I have seen both "the hyperparameter of the Dirichlet distribution" and "the parameter of the Dirichlet distribution"

What are the differences?

amoeba
  • 104,745
Sibbs Gambling
  • 2,609
  • 2
    https://en.wikipedia.org/wiki/Hyperparameter – Glen_b Jan 12 '15 at 04:30
  • 2
    See also the answer here – Glen_b Oct 02 '15 at 09:58
  • @Glen_b, it seems that we have three identical threads asking about a definiton of hyperparameter. I suggest to merge (moving the answers) all of them into http://stats.stackexchange.com/questions/208225. But your answer here is accepted and you will lose this green tick if this answer is moved. What do you think? – amoeba May 14 '16 at 18:27
  • @amoeba I don't really mind about the tick. I'll have a closer look at the threads; a certain degree of caution is called for with merging. – Glen_b May 15 '16 at 01:05
  • @Glen_b: Shall I raise this as a suggestion on meta, or is it okay to leave it as a pending flag for the moderators to figure out? – amoeba May 17 '16 at 16:05
  • @amoeba There's no harm doing both.
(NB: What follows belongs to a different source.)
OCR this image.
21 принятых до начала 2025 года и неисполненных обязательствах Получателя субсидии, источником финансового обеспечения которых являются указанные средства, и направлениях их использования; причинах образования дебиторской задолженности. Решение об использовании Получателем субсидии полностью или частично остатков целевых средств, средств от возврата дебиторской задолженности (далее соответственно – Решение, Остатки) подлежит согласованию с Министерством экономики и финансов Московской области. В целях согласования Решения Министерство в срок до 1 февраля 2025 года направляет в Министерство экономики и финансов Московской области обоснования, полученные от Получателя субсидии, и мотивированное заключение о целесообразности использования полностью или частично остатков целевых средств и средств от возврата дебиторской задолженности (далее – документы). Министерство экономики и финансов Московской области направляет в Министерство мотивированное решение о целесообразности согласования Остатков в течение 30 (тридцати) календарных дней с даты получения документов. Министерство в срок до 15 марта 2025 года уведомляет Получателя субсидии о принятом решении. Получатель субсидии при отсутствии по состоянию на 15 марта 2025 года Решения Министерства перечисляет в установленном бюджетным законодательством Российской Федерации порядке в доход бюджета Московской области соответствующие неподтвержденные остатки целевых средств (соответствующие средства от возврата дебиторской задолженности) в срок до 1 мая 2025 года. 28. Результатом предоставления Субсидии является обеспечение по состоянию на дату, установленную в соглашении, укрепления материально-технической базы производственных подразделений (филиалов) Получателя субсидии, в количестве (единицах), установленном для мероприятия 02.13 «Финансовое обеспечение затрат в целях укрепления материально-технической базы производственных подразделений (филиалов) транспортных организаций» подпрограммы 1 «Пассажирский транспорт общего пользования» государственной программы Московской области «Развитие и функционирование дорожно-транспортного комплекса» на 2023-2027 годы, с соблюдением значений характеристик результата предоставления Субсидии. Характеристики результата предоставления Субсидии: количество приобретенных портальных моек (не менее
Asking on meta is probably a good idea, especially since more people can have input (actually, there's no convenient way for even the mods to discuss a flag - we can't attach comments to a flag with our thoughts on what should be done, for example). – Glen_b May 17 '16 at 21:45

1 Answers1

10

A hyperparameter is a parameter for the (prior) distribution of some parameter.

So for a simple example, let's say we state that the variance parameter $\tau^2$ in some problem has a uniform prior on $(0,\theta)$.

(I personally would be unlikely to do such a thing, but it happens; I might in some very particular circumstance)

Then $\tau^2$ is a parameter (in the distribution of the data) and $\theta$ is a hyperparameter.

If we then in turn specify a (prior) distribution for $\theta$ (e.g. that it's Gamma with mean 100 and shape parameter 2), that's a hyperprior - a prior distribution on a parameter of a prior distribution.

Glen_b
  • 282,281